We all know Christopher Walken loves to dance and that he has a tendency to play bad guys. But he’ll have to use both of those skills when he stars as Captain Hook on NBC’s Thursday night event broadcast, Peter Pan Live. The always-entertaining Walken spoke to The Hollywood Reporter about his live gig, why he feels some sympathy for Captain Hook, and why Peter Pan Live is more like being on a football field than a film set.
Walken points out that while he often plays villains, he would like to have the chance to play the good guy now and then. He says, “I don’t know how [I got typecast to play so many villains] but I think it’s like anything else, in the movies in particular, if you establish yourself as something and you’re lucky enough to keep getting hired. I would love to play, it would be interesting … [something] like, Father Knows Best. I’d love to play a part like that — nobody asks me!”

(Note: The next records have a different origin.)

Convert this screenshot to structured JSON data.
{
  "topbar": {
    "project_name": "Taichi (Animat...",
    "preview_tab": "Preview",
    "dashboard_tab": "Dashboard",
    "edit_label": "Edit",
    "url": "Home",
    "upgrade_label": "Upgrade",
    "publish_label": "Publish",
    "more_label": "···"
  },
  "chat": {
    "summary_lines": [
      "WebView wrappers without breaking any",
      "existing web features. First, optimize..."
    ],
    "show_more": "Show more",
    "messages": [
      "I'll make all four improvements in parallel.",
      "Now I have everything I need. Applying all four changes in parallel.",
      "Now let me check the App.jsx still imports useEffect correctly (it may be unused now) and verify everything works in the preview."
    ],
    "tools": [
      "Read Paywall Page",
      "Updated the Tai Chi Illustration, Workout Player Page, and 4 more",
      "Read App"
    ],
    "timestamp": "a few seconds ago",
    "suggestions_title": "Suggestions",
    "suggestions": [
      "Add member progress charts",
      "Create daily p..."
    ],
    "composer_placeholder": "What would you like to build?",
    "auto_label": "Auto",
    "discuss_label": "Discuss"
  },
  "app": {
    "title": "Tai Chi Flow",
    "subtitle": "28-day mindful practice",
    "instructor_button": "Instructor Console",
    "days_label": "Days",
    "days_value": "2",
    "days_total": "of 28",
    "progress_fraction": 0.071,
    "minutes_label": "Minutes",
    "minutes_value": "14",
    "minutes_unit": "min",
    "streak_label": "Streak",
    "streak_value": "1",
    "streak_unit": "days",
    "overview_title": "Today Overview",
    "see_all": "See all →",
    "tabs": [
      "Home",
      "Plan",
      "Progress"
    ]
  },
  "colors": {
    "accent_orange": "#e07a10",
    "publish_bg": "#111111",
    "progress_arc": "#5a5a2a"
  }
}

Of course, if he doesn’t get hired to play the good guy he can at least find the good guy in all of his characters. Walken has found a soft spot even within Captain Hook. He reveals, “There’s something about him that’s sort of sweet. Peter Pan chopped his hand off and fed it to a crocodile, and now he’s got a crocodile following him, and he wants vengeance; his pirates just keep saying to him, ‘Look, you’ve got all this money, you’ve done everything, why don’t you just take it easy?’ And he says, ‘I can’t, I have to settle a score.’ So there’s something a little bit sad about him. It’s almost a little bit like, ‘Poor old Hook.’”
Being a New York City native, Walken has had an extensive background in live theater, including musicals (he was even nominated for the Best Actor in a Musical Tony for his role in the 2000 musical James Joyce’s The Dead). However, Walken admits that Peter Pan Live is different than anything he’s ever done before — and uses a funny anecdote about fellow oddball actor Jeff Goldblum to illustrate it. He explains, “Doing it this way, getting ready and then having one moment, it’s really more like sports than theater. It’s like a football game or something — you get ready, and then you go play. This is different — we’ve got the whole cast around. … Sometimes you don’t meet the other people in a movie. I was in five movies with Jeff Goldblum before I met him! I met him at a stoplight in Los Angeles!”
Though Walken seems to have miscounted — I only remember him and Goldblum together in Annie Hall, The Sentinel, and Man of the Year — the point still stands.